Je ne suis pas de cet avis car je considère que nous sommes dans une transition sociologique. Le regard porté sur ces questions est celui d'adultes ayant de la peine à franchir le
basculement des années 1980, qui se caratérise par un individualisme de recherche d'individualité et d'identité. Les jeunes qui arrivent aux postes de responsabilités ont une vue
différente et sauront mettre en place de nouvelles manières de vivre ensemble. Je suis optimiste, mais je crois qu'une mauvaise politique peut retarder cette évolution positive et complique les
difficultés d'intégration.
Ce que j'appelle mauvaise politique est de se contenter de faire de la discrimination positive sans chercher à reconnaître les difficultés à accepter l'immigration et les changements apportés
par l'arrivée de cultures jusque-là inconnues. Je pense que l'on braque les personnes, on les pousse à se radicaliser à force de communiquer des messages lénifiants de type :
«Faites des efforts pour être plus accueillants, faites de la place aux autres qui arrivent chez vous. Le brassage culturel est quelque chose de merveilleux qui ne peut qu'être positif.» A vouloir
trop bien faire et à nier les difficultés, on avance plus lentement encore dans le processus d'intégration. On en vient à culpabiliser les uns et à victimiser les autres. C'est oublier que
l'individualiste accueillant a besoin aussi d'être reconnu. Il vaudrait nettement mieux équilibrer les discours : chaque fois qu'un idéaliste s'exprime pour vanter les bienfaits de la
diversité, il faut faire parler un réaliste qui évoquera une difficulté. Il n'y a rien d'évident à vivre un changement quel qu'il soit et on voudrait que celui provoqué par l'immigration
se réalise sur une très courte période de temps. En une génération, la population majoritaire de certains quartiers a changé de couleur ; une nouvelle religion, l'islam, a fait son apparition ; des
noms difficiles à prononcer se répandent ; des comportements nouveaux apparaissent. Cette évolution rapide est dure à vivre, surtout pour les plus âgés et pour ceux qui ont des difficultés
matérielles : pourquoi favoriser les immigrés et les aider à se faire une place au soleil (matérielle et identitaire) alors que des souffrances continuent à exister sous notre toit ? On doit
chercher à comprendre la déstabilisation que ces changements entraînent au lieu de les nier. On doit expliquer ce qui se passe; on doit accompagner ces personnes plutôt que de les caricaturer
sous les traits de rétrogrades ou même de racistes.

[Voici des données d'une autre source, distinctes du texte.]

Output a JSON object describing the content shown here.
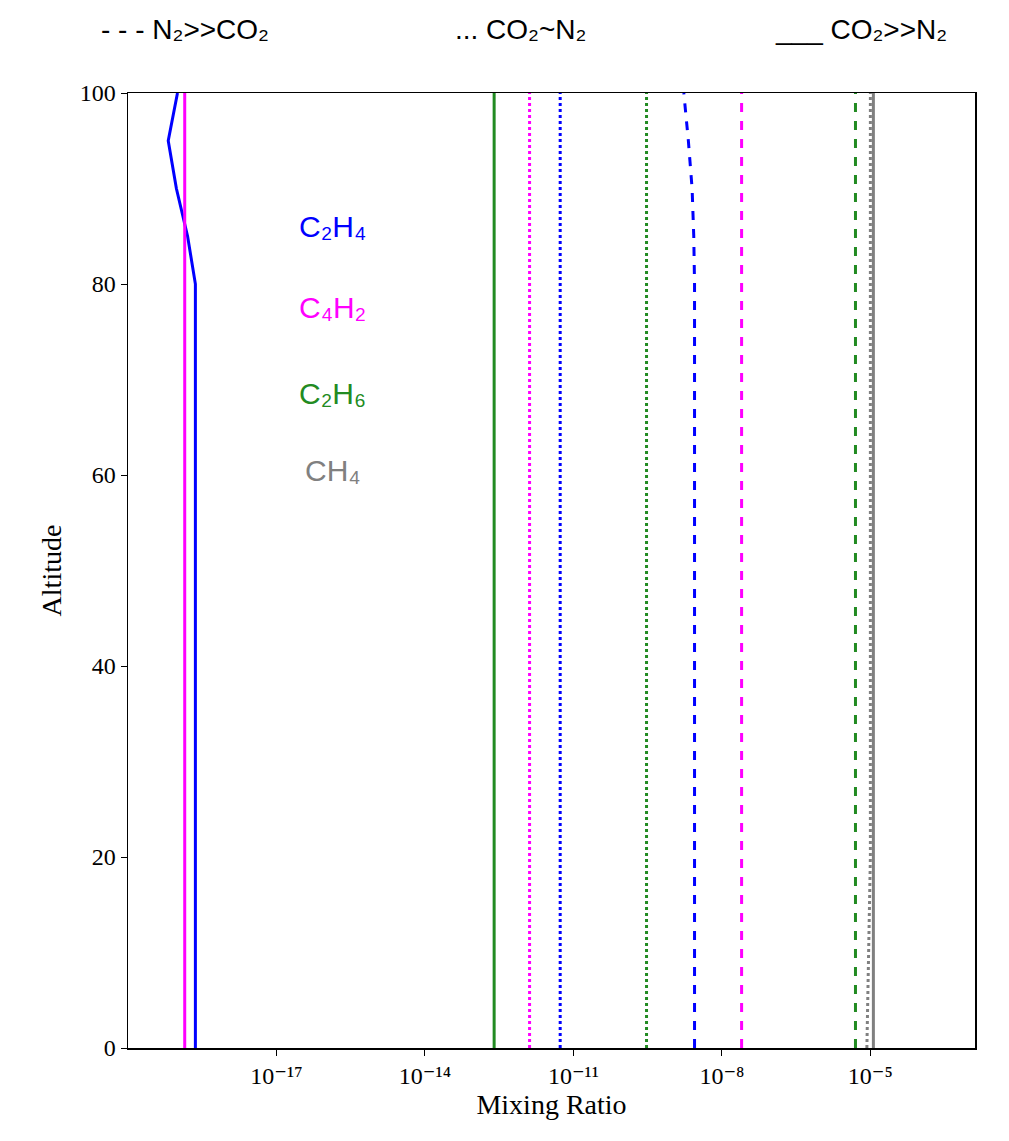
{
  "chart_data": {
    "type": "line",
    "xlabel": "Mixing Ratio",
    "ylabel": "Altitude",
    "log": "x",
    "grid": false,
    "xlim": [
      1e-20,
      0.0013
    ],
    "xticks": [
      {
        "value": 1e-17,
        "label": "10⁻¹⁷"
      },
      {
        "value": 1e-14,
        "label": "10⁻¹⁴"
      },
      {
        "value": 1e-11,
        "label": "10⁻¹¹"
      },
      {
        "value": 1e-08,
        "label": "10⁻⁸"
      },
      {
        "value": 1e-05,
        "label": "10⁻⁵"
      }
    ],
    "ylim": [
      0,
      100
    ],
    "yticks": [
      0,
      20,
      40,
      60,
      80,
      100
    ],
    "y": [
      0,
      20,
      40,
      60,
      80,
      85,
      90,
      95,
      100
    ],
    "annotations": [
      {
        "text": "- - - N₂>>CO₂",
        "color": "#000000"
      },
      {
        "text": "... CO₂~N₂",
        "color": "#000000"
      },
      {
        "text": "___ CO₂>>N₂",
        "color": "#000000"
      },
      {
        "text": "C₂H₄",
        "color": "#0000ff"
      },
      {
        "text": "C₄H₂",
        "color": "#ff00ff"
      },
      {
        "text": "C₂H₆",
        "color": "#228b22"
      },
      {
        "text": "CH₄",
        "color": "#808080"
      }
    ],
    "series": [
      {
        "name": "C₂H₄",
        "color": "#0000ff",
        "line_style": "solid",
        "values": [
          2.3e-19,
          2.3e-19,
          2.3e-19,
          2.3e-19,
          2.3e-19,
          1.6e-19,
          9.5e-20,
          6.5e-20,
          1e-19
        ]
      },
      {
        "name": "C₄H₂",
        "color": "#ff00ff",
        "line_style": "solid",
        "values": [
          1.4e-19,
          1.4e-19,
          1.4e-19,
          1.4e-19,
          1.4e-19,
          1.4e-19,
          1.4e-19,
          1.4e-19,
          1.4e-19
        ]
      },
      {
        "name": "C₂H₆",
        "color": "#228b22",
        "line_style": "solid",
        "values": [
          2.5e-13,
          2.5e-13,
          2.5e-13,
          2.5e-13,
          2.5e-13,
          2.5e-13,
          2.5e-13,
          2.5e-13,
          2.5e-13
        ]
      },
      {
        "name": "CH₄",
        "color": "#808080",
        "line_style": "solid",
        "values": [
          1.15e-05,
          1.15e-05,
          1.15e-05,
          1.15e-05,
          1.15e-05,
          1.15e-05,
          1.15e-05,
          1.15e-05,
          1.15e-05
        ]
      },
      {
        "name": "C₄H₂",
        "color": "#ff00ff",
        "line_style": "dot",
        "values": [
          1.3e-12,
          1.3e-12,
          1.3e-12,
          1.3e-12,
          1.3e-12,
          1.3e-12,
          1.3e-12,
          1.3e-12,
          1.3e-12
        ]
      },
      {
        "name": "C₂H₄",
        "color": "#0000ff",
        "line_style": "dot",
        "values": [
          5.4e-12,
          5.4e-12,
          5.4e-12,
          5.4e-12,
          5.4e-12,
          5.4e-12,
          5.4e-12,
          5.4e-12,
          5.4e-12
        ]
      },
      {
        "name": "C₂H₆",
        "color": "#228b22",
        "line_style": "dot",
        "values": [
          3e-10,
          3e-10,
          3e-10,
          3e-10,
          3e-10,
          3e-10,
          3e-10,
          3e-10,
          3e-10
        ]
      },
      {
        "name": "CH₄",
        "color": "#808080",
        "line_style": "dot",
        "values": [
          8.5e-06,
          1e-05,
          1e-05,
          1e-05,
          1e-05,
          1e-05,
          1e-05,
          1e-05,
          1e-05
        ]
      },
      {
        "name": "C₂H₄",
        "color": "#0000ff",
        "line_style": "dash",
        "values": [
          2.8e-09,
          2.8e-09,
          2.8e-09,
          2.8e-09,
          2.8e-09,
          2.7e-09,
          2.5e-09,
          2.1e-09,
          1.7e-09
        ]
      },
      {
        "name": "C₄H₂",
        "color": "#ff00ff",
        "line_style": "dash",
        "values": [
          2.5e-08,
          2.5e-08,
          2.5e-08,
          2.5e-08,
          2.5e-08,
          2.5e-08,
          2.5e-08,
          2.5e-08,
          2.5e-08
        ]
      },
      {
        "name": "C₂H₆",
        "color": "#228b22",
        "line_style": "dash",
        "values": [
          5e-06,
          5e-06,
          5e-06,
          5e-06,
          5e-06,
          5e-06,
          5e-06,
          5e-06,
          5e-06
        ]
      }
    ]
  }
}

Malheureusement les personnels des médias et les intellectuels, tous issus de milieux assez homogènes, ont du mal à percevoir ce malaise. Ils sont tous des idéalistes ; ils considèrent ces
changements comme accomplis, les idées de diversité comme évidentes, la discrimination positive comme naturelle. Leur évolution intellectuelle n'est pas celle de Monsieur Tout-le-monde.

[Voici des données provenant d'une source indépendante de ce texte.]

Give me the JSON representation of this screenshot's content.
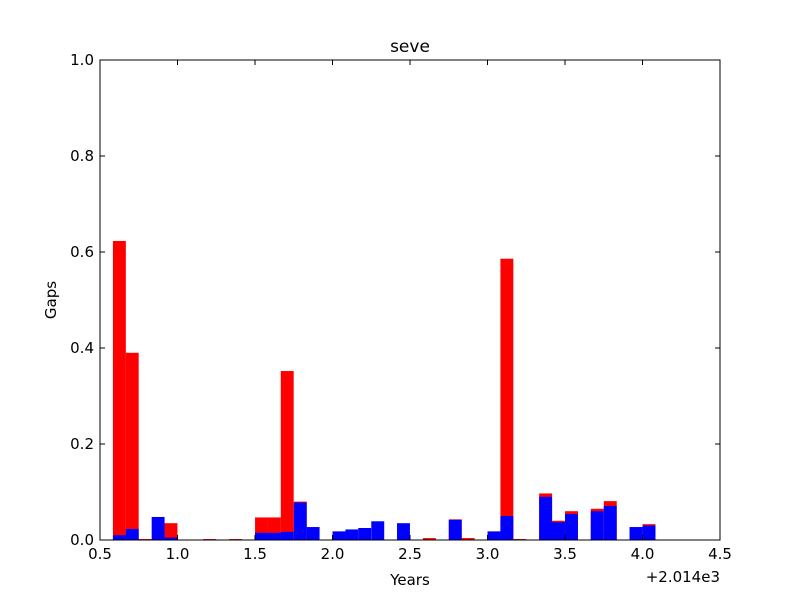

Ils feraient mieux de se pencher sur l'intégration avec un double éclairage, celui de l'immigré et celui de l'accueillant, et de demander autant d'efforts d'intégration aux migrants qui arrivent
que d'efforts d'adaptation aux personnes déstabilisées par l'immigration. Mettre de l'objectivité et de l'honnêteté intellectuelle dans ce débat éviterait la radicalisation. Il faut éviter
l'affrontement des uns avec les autres. Accueillis et accueillants, gens de gauche contre gens de droite, idéalistes face aux réalistes... Je le répète : tout le monde a raison. Il faut éviter les
discours culpabilisant et victimisant desquels il est si difficile de sortir indemne. En comprenant les différences de points de vue, en éclairant le débat du contexte individualiste, on peut créer
des passerelles et commencer à progresser vers la discussion apaisée, préliminaire indispensable à un vivre ensemble de meilleure qualité.